= Pablo Herrera (musician) =

Cuban hip hop music producer

Pablo D. Herrera Veitia is a Cuban hip hop music producer. Herrera served his country in the education system as a teacher at Havana University. Herrera has written a thesis on African-American expression and also has degrees in both English and Russian translation. Through his work in Cuba's free university education system, Herrera has had the opportunity to mentor many young rap artists, and direct their music in a positive direction.

Herrera's main contribution to Cuban music however, hasn't been through his teachings, but rather his work as a rap producer on the island. Herrera has earned the undisputed title, of "the top rap producer," in Cuba. Groups will literally risk their entire careers for the opportunity to perform just once in front of Herrera, because of his importance to rap in Cuba. Herrera's musical talent isn't questioned, but more important than that is his close relationship with the Cuban government—essential to success in Cuba. Herrera's relationship with the Ministry of Culture has worked to authenticate rap as both an expression of Cuban beliefs and a musical sound that is fundamentally Cuban.

Herrera's work with the government reached its apex in 1998, when "Abel Prieto, the Minister of Culture, officially declared rap 'an authentic expression of cubanidad' and began nominally funding the annual rap festival." This official state recognition ensured that rap wasn't simply a temporary fad soon to go back across the sea like the island's tides, but an official, growing style of music that was being "Cubanized."

Herrera has another distinct advantage over other Cuban producers—his musical technology. While by most standards his set-up could be described as ordinary or banal, in Cuba, he is one of very few people capable of producing a high-quality musical sound. Herrera's musical ability and technology made him an obvious choice to produce the popular CD, "Cuban Hip-Hop All Stars" in 2001, an accompilation of the major Cuban hip-hop stars for the first time.

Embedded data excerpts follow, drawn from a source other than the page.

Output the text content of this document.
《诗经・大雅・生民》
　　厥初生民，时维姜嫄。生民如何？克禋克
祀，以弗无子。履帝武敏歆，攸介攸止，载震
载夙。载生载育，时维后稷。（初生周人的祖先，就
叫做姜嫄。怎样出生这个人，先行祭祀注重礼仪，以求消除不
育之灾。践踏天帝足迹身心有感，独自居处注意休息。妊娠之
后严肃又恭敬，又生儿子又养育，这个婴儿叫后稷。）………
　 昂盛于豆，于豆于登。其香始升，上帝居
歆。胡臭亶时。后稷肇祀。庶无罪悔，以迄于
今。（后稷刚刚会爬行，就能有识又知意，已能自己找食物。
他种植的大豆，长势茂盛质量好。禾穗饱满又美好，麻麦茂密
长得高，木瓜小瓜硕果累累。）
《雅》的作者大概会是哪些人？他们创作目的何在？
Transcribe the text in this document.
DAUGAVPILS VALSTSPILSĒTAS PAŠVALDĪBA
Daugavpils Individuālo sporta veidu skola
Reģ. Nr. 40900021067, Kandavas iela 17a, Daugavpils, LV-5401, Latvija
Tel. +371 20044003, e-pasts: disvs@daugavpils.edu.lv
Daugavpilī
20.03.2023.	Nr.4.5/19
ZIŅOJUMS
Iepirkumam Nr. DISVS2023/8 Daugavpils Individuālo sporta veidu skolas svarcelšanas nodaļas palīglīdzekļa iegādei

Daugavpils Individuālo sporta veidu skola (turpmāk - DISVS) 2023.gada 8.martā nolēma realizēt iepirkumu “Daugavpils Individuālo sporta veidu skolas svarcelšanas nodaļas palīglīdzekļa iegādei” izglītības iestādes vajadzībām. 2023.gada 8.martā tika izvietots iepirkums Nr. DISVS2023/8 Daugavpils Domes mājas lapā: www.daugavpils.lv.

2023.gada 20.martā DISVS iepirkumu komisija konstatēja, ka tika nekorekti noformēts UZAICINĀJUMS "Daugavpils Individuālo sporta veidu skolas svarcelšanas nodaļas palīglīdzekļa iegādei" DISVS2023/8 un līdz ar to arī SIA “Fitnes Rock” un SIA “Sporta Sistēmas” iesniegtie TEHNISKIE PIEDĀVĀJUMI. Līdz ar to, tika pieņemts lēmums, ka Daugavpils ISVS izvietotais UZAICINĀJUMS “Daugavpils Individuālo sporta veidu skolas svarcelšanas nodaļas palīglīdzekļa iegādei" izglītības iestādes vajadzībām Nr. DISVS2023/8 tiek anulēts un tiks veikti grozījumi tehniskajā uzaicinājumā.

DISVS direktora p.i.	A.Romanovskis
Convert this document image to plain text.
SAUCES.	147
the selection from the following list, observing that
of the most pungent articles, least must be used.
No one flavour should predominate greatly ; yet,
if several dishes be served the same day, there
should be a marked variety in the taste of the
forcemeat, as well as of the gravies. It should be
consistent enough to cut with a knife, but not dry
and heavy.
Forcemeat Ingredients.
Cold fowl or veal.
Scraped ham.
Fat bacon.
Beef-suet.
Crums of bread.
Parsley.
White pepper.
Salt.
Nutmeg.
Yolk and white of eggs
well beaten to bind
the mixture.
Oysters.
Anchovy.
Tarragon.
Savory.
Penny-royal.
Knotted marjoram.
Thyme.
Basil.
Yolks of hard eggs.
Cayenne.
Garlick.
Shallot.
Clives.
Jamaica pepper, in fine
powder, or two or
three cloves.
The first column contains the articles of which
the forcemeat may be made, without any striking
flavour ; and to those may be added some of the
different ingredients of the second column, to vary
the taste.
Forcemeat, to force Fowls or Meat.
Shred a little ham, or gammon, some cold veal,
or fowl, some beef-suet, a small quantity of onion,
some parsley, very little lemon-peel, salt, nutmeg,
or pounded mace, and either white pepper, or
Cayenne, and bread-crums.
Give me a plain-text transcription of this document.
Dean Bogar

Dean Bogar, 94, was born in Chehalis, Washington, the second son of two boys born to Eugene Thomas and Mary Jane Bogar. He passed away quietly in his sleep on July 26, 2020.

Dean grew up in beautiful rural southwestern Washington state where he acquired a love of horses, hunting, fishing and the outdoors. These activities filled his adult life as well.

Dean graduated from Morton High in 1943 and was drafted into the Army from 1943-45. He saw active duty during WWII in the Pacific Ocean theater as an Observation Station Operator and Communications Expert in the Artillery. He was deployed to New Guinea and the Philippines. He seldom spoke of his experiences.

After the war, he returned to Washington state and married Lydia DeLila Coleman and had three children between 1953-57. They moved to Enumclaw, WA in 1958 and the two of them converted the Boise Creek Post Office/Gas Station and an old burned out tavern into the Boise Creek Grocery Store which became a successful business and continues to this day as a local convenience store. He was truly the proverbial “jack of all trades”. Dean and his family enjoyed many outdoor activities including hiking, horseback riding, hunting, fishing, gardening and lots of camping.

Regarding Cuban rap music, Herrera serves as an old guard capable of serving both the young and old generations. As someone who lived on the island prior to the "Special Period" which marked the end of Soviet Union aid to Cuba, he understand the importance of remaining authentic to the original ideals and culture of "la revoluicion". He also has the ability to understand the needs and desires of young Cuban rappers, through his teachings, and because of his extensive experience mentoring young groups. When asked about the message of Cuban rap, Herrera responded, "Rap is like a virus, its dialectic is always changing, absorbing everything around it. I think in the end, what makes Cuban hip-hop Cuban is simply that it is being made by Cubans. They're talking about our society from the perspective of people who were born and raised in Cuba during the socialist revolution. It is authentic music in that it is our own."